Had their daughter, who struggled with the death of a younger sister and was dependant on anti-depressents, suffered some sort of breakdown? She was due to fly from Fort Lauderdale to North Carolina for a job interview, a bright spot for the recently divorced Plantation resident and IBM analyst.
Had Schoening, whose car was also missing, accidentally driven into a canal on her way to the airport? Her parents hired a pilot to fly over local bodies of water while police divers went to work, but there was no sign of her.
Had something more sinister happened? A year after she went missing, a pin number was requested for Schoening's 401(k) account, but the lead went nowhere.
Her parents now have an answer, though it may not be what they hoped: advanced sonar technology found Schoening's body, entombed in her 1997 Mitsubishi Eclipse, in a pond just 100 feet from her front door in the Gatehouse on the Green development.
"We're happy she was found, but sad about the circumstances," her mother, Arlene Schoening, said from her home in New Jersey. "We'd been going through all the possibilities."
The discovery doesn't tie the case up entirely.
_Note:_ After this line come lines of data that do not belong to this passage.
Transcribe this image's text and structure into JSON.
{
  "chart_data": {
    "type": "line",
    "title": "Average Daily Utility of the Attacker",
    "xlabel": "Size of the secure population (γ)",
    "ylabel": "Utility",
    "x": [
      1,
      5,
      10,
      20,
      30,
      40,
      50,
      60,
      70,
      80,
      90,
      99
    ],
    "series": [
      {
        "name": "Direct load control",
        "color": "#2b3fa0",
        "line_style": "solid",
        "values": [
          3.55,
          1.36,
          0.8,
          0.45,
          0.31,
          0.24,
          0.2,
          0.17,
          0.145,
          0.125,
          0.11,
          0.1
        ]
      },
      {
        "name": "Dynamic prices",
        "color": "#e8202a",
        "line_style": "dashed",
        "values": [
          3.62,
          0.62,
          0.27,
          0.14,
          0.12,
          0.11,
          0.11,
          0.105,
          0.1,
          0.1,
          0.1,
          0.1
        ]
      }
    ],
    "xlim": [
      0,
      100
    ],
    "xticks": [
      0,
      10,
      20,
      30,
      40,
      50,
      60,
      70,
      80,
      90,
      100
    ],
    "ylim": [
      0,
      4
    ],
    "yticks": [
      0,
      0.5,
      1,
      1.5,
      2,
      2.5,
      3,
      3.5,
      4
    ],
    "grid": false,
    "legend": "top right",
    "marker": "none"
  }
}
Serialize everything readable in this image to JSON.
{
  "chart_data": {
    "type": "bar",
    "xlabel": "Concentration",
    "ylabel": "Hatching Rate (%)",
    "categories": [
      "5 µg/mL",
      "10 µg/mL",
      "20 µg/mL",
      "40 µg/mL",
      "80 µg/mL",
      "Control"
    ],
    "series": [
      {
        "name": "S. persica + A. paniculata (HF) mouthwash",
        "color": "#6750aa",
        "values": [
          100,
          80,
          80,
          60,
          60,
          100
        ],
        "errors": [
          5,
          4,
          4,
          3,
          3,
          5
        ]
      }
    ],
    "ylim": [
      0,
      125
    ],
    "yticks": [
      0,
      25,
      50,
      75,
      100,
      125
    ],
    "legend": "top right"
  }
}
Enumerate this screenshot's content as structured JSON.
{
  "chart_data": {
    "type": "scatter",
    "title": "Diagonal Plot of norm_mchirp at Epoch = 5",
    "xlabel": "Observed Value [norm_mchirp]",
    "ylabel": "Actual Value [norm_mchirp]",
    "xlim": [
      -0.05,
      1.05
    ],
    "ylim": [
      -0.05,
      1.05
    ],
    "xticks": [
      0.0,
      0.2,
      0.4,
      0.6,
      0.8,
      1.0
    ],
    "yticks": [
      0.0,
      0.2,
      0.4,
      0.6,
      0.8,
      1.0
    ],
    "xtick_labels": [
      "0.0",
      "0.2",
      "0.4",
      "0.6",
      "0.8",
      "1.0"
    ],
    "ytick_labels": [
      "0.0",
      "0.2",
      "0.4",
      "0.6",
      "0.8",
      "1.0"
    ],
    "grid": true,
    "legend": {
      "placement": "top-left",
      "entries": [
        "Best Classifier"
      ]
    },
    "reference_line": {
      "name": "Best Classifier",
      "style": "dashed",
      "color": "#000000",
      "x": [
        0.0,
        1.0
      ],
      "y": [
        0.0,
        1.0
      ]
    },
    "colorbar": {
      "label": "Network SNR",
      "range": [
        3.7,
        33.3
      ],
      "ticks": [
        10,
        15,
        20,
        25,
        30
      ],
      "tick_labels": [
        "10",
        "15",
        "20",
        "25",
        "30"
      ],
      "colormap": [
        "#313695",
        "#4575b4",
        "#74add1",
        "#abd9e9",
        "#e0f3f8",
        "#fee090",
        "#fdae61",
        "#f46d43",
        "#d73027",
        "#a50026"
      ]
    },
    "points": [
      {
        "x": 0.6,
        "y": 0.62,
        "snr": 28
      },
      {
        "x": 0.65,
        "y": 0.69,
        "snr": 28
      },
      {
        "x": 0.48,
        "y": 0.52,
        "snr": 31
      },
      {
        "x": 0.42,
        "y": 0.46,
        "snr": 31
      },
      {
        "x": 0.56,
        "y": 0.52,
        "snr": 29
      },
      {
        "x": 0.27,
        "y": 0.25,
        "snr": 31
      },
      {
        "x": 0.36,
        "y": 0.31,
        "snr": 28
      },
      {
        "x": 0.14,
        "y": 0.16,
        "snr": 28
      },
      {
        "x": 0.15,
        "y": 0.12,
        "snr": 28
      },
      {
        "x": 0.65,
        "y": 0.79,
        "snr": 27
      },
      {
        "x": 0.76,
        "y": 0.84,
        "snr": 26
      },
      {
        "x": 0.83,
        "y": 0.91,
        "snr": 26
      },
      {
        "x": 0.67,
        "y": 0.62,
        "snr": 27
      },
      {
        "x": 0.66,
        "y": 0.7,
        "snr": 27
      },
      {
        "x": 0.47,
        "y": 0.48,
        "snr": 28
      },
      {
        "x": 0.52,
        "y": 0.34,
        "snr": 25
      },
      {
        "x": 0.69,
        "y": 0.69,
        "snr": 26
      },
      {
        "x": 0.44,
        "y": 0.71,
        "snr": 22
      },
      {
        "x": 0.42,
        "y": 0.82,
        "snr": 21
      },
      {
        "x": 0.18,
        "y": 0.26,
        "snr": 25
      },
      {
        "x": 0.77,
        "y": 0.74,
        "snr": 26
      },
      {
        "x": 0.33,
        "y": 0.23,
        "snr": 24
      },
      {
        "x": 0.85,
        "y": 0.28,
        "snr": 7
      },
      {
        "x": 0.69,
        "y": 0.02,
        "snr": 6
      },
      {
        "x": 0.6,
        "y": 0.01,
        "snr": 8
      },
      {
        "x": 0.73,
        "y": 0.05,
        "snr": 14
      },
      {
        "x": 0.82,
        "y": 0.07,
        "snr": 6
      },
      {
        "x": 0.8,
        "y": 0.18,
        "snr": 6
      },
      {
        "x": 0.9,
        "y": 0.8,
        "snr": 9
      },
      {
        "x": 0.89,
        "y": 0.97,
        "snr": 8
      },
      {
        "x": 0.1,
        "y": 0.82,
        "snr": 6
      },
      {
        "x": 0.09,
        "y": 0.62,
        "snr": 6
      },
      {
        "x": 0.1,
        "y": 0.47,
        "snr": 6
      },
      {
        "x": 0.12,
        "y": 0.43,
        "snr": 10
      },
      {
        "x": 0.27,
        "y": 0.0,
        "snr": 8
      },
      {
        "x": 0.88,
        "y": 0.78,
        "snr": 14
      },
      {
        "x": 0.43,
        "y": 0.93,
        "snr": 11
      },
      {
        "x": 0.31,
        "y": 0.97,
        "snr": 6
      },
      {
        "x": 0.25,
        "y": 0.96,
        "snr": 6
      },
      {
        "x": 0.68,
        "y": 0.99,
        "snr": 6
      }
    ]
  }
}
Details of how Schoening ended up on the pond are murky: police say she drove between two parked cars and plunged into the water, where her car flipped upside down before coming to rest about 12 feet deep. But during the original search, no mention was made of any signs a car had left the road and gone into the pond, and Arlene Schoening says she has been asked by police in Plantation and New Jersey not to discuss details of the case.